An accused in the 2006 Mumbai train bombings reflects on his exoneration

- SHAHID TANTRAY

Ehtesham Siddiqui: “I got my freedom but there is pain”

Ehtesham Siddiqui was among 12 men acquitted by the Bombay High Court, on 21 July this year, in the Mumbai train blasts case. He had spent nineteen years behind bars. The July 2006 bombings killed 187 people. The police charged him with planting the bombs, and he was among five people sentenced to death by the trial court in 2015. At the time of his arrest in 2006, he was 23.

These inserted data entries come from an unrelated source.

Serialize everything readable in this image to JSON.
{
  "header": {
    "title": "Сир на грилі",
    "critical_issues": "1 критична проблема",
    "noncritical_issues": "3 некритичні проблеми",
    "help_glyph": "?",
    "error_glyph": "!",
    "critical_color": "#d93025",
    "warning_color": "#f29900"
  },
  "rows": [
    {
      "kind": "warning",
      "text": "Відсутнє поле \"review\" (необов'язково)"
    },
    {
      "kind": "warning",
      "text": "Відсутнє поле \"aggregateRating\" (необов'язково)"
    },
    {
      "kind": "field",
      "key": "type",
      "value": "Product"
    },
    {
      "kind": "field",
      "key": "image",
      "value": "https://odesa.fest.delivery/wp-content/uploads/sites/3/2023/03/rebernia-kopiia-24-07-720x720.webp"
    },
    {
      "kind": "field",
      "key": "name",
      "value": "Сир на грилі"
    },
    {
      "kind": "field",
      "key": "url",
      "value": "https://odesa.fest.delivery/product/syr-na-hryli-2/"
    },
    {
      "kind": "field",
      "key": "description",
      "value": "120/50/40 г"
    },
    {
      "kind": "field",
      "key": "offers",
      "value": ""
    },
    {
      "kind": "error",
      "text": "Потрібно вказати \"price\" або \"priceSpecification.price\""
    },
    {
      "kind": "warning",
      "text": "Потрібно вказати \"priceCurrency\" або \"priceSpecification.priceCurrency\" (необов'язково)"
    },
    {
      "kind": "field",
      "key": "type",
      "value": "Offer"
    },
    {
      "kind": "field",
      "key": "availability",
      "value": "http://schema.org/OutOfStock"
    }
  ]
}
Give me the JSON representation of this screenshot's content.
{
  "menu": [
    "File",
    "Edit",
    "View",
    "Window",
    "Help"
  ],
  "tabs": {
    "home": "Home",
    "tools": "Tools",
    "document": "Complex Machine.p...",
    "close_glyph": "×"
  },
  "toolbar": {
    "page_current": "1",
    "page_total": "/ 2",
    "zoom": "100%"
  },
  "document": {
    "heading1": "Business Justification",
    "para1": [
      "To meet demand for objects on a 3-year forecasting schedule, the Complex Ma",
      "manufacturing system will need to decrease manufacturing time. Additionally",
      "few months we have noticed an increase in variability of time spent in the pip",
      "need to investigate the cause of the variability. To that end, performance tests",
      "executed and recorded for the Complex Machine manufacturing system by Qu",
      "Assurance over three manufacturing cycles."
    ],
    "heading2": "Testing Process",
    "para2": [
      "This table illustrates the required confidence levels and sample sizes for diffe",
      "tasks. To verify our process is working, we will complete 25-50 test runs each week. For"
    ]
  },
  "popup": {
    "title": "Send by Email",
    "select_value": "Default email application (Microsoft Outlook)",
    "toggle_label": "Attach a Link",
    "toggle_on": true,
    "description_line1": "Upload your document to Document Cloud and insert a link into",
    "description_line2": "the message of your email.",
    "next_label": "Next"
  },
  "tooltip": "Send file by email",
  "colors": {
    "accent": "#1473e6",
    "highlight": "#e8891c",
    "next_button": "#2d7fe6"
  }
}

Originally from a village in the Jaunpur district of Uttar Pradesh, Siddiqui had moved to Mumbai for higher education. His academic career was disrupted in 2001 by an arrest related to the Students' Islamic Movement of India, a case that later ended in acquittal. He subsequently established himself as a printer and publisher of Islamic books, starting Shahadah Publishing House in 2004. He married in 2005, only seven months before his arrest.

From inside prison, Siddiqui waged a tenacious legal battle, filing nearly six thousand right-to-information applications that eventually became the basis of his defense. These applications proved, among other things, that the police had prevented him from accessing call data records and had relied on a stock witness to implicate him. While in jail, he also wrote Horror Saga, a poetic narrative detailing the chain of events from his initial detention through the lengthy trial. Siddiqui now faces the task of rebuilding his life with his family.

Shahid Tantray, a multimedia reporter at The Caravan, spoke to Siddiqui about his nearly two-decade-long incarceration.

Where were you on 11 July 2006, the day of the blasts?

When I heard about the blast, I went downstairs to ask what had happened and got to know that a blast had taken place. I was at home after the namaz. I knew that the police would inquire about me, since my name was already registered in the 2001 SIMI case.